Prevention and Treatment of Plantar Fasciitis
Inserts that provide arch support and a slight heel lift help lessen the stress on the plantar fascia to reduce the possibility of inflammation. If your feet overpronate, inserts can help support them and prevent them from turning in excessively. They also help support the arch area and promote proper biomechanics.
To ensure that your feet are optimally protected, IPFH suggests you wear only properly selected and fitted, as part of an integrated approach, padded socks with shoes with non-slip outsoles and any inserts or orthotics prescribed or recommended by a doctor or foot health professional.
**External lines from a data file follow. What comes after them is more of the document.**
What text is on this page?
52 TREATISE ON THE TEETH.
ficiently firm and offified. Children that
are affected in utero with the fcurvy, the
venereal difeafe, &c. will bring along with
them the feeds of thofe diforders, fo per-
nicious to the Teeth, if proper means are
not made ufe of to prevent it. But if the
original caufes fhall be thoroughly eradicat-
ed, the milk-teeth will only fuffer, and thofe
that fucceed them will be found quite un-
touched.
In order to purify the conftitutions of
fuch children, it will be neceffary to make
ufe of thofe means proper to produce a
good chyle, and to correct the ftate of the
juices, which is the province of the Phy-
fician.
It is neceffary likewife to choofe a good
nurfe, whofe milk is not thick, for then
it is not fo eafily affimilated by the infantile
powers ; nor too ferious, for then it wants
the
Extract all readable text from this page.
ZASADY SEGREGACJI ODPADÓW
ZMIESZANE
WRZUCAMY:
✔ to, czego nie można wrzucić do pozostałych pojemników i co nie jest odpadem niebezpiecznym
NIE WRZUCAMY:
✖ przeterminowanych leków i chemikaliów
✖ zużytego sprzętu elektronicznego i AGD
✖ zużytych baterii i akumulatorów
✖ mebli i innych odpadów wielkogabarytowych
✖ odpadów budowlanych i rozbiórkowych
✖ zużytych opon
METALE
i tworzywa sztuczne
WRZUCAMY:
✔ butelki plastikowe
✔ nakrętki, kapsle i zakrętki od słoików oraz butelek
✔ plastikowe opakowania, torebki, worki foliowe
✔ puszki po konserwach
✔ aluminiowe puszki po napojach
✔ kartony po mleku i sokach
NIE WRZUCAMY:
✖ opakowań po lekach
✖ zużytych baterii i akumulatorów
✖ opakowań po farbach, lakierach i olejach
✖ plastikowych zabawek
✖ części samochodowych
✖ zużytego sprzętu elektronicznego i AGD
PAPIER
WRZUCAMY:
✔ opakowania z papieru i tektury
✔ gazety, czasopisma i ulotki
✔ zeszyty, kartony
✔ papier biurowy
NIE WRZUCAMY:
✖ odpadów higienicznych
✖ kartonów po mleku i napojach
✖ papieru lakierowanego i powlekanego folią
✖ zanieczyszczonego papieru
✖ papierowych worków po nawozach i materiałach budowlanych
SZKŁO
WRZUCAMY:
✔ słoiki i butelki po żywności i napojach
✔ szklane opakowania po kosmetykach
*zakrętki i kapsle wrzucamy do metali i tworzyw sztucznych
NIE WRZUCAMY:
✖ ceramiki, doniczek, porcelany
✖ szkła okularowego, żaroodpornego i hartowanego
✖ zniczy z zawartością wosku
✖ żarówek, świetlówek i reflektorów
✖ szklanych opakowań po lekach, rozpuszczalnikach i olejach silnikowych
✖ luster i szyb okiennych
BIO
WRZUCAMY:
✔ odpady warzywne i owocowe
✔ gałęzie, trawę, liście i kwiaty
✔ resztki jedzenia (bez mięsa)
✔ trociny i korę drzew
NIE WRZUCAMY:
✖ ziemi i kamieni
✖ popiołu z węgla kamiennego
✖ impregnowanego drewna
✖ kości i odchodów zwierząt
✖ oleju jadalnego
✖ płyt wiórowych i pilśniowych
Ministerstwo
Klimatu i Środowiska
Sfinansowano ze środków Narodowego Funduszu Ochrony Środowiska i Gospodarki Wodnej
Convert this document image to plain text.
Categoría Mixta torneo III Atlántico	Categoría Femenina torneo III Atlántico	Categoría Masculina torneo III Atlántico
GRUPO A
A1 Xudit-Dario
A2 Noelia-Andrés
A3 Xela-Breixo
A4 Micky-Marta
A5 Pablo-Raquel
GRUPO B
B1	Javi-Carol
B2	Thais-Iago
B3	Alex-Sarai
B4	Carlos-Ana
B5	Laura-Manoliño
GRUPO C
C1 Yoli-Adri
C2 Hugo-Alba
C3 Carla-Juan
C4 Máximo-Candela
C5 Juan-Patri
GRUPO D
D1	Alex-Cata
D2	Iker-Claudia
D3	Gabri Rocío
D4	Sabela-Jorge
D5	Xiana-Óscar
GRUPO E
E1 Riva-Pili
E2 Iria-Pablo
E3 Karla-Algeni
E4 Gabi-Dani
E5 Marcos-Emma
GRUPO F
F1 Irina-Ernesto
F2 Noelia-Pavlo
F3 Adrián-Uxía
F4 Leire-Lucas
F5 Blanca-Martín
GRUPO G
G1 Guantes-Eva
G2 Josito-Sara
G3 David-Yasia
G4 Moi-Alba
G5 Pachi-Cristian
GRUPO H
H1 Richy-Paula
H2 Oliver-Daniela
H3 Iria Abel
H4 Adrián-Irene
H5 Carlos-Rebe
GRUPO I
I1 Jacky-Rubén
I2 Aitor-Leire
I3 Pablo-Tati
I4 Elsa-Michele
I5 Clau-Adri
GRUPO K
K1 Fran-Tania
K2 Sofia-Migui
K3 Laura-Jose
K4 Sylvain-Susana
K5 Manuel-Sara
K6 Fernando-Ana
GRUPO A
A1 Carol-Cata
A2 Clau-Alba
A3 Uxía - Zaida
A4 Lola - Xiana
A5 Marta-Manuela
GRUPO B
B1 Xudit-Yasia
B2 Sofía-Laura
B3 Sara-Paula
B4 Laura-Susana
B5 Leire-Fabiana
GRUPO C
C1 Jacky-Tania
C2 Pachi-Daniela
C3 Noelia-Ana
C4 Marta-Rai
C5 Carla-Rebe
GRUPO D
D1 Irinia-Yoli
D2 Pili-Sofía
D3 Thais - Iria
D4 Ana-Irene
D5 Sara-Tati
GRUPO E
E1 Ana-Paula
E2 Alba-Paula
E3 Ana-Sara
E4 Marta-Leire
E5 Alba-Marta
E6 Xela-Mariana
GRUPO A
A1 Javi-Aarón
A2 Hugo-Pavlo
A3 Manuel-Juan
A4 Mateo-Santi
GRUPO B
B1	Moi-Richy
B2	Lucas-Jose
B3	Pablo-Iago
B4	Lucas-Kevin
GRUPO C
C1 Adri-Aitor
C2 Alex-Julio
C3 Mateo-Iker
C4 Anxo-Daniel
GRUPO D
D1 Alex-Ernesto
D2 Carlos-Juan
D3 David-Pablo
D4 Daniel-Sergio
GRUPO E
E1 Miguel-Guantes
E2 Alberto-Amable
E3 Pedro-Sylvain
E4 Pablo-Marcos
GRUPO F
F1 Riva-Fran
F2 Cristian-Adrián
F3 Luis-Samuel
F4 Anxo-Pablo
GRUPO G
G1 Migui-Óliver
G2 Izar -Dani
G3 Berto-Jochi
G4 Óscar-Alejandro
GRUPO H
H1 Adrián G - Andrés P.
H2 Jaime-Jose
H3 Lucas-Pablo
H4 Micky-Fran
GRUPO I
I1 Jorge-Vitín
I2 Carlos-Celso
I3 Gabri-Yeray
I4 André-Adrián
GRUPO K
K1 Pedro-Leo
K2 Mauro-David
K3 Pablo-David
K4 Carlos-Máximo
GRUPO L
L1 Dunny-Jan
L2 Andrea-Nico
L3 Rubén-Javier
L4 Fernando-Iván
Peer-reviewed, published studies have shown that wearing clinically-tested padded socks can help protect against injuries to the skin/soft tissue of the foot.
If you feel a burning sensation in the heel area that signifies the possible onset of plantar fasciitis, see a foot health professional before the pain becomes more severe or chronic. Plantar fasciitis generally is treated conservatively. The first step is to cut back on the amount of time you spend on your feet and the intensity and duration of your physical activity. Inserts that elevate the heels can also help and may be incorporated with other non-invasive techniques such as icing and stretching (see bottom of page below for some recommended stretching exercises from the American Orthopaedic Foot and Ankle Society). Special exercises and anti-inflammatory drugs, if tolerated, may also be prescribed. Arch support is critical in preventing plantar fasciitis. Many foot specialists recommend that patients not go barefoot.
Recovery from plantar fasciitis may take up to six to nine months; in some cases, anti-inflammatory injections may calm symptoms. A relatively recent and potentially successful treatment method for particularly difficult cases is extracorporeal shock wave therapy. If all else fails, your doctor may suggest surgery.